Não obstante, se não nos atentarmos, o aumento de casos da infecção pelo vírus Oropouche no norte do Brasil pode ser apenas o primeiro de uma série de eventos em cascata. O aumento do desmatamento e o aquecimento climático ao sul da Amazônia pode favorecer a ampliação da distribuição geográfica dos mosquitos culicóides, levando com eles os vírus que os infectam.

Adicionalmente, o aumento da circulação urbana do vírus Oropouche, como indicado pelo aumento do número de casos confirmados nos centros urbanos da região amazônica e agora pela confirmação de casos importados em outras regiões do país, pode colocar o vírus em contato com outros mosquitos de potencial vetorial muito mais elevado que o maruím, como o próprio Aedes aegypti.

Hoje sabemos que o vírus Oropouche consegue se multiplicar no A. aegypti quando inoculado experimentalmente no inseto. No entanto, o vírus não consegue transpor barreiras teciduais e invadir a glândula salivar do mosquito. Assim, ele não consegue ser transmitido pela picada do A. aegypti, e é através da invasão da glândula salivar do vetor que outros vírus como dengue, zika e Chikungunya, por exemplo, conseguem infectar seres humanos durante o repasto sanguíneo.

No entanto, vírus são seres extremamente adaptáveis, principalmente em razão da elevada ocorrência de mutações genômicas e seleção de mutantes que apresentam vantagens competitivas. A quantidade de mutações potenciais em vírus cujo genoma é constituído de RNA é ainda mais alta. E, no caso dos peribunyavírus, ainda há a ocorrência de um fenômeno chamado rearranjo genético (antigenic Shift), que acontece quando mais de um vírus infecta uma mesma célula e estes vírus possuem genomas segmentados, como é o caso do vírus Oropouche.

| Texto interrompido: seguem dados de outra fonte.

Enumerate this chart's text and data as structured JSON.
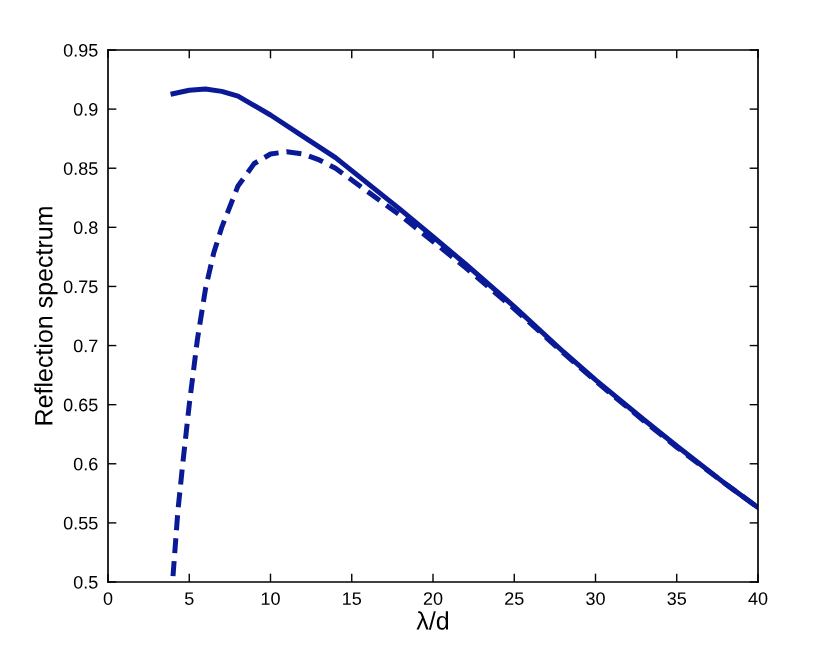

Durante a sua multiplicação, os vírus trocam “cromossomos”, formando progênies que apresentam uma mistura dos RNAs dos vírus progenitores. Esse fenômeno aumenta ainda mais o potencial mutante destes vírus, e também acontece com outros vírus que apresentam genomas segmentados, como é caso do vírus Influenza, sendo responsável pelo surgimento de variantes virais com enorme potencial pandêmico.

Portanto, o aumento do encontro entre o vírus Oropouche e o mosquito A. aegypti é um coquetel potencialmente explosivo, possibilitando a adaptação do vírus a um mosquito amplamente distribuído no Brasil e no mundo, e que apresenta enorme capacidade vetorial para transmitir viroses.

Tudo que foi abordado acima não deve ser entendido como motivo de pânico, mas certamente são aspectos que devem ser levados seriamente em consideração por especialistas, governantes e pela população em geral. Afinal, estejamos ou não vivendo o antropoceno, nós certamente já vivenciamos os impactos de nossas próprias ações sobre a biosfera terrestre.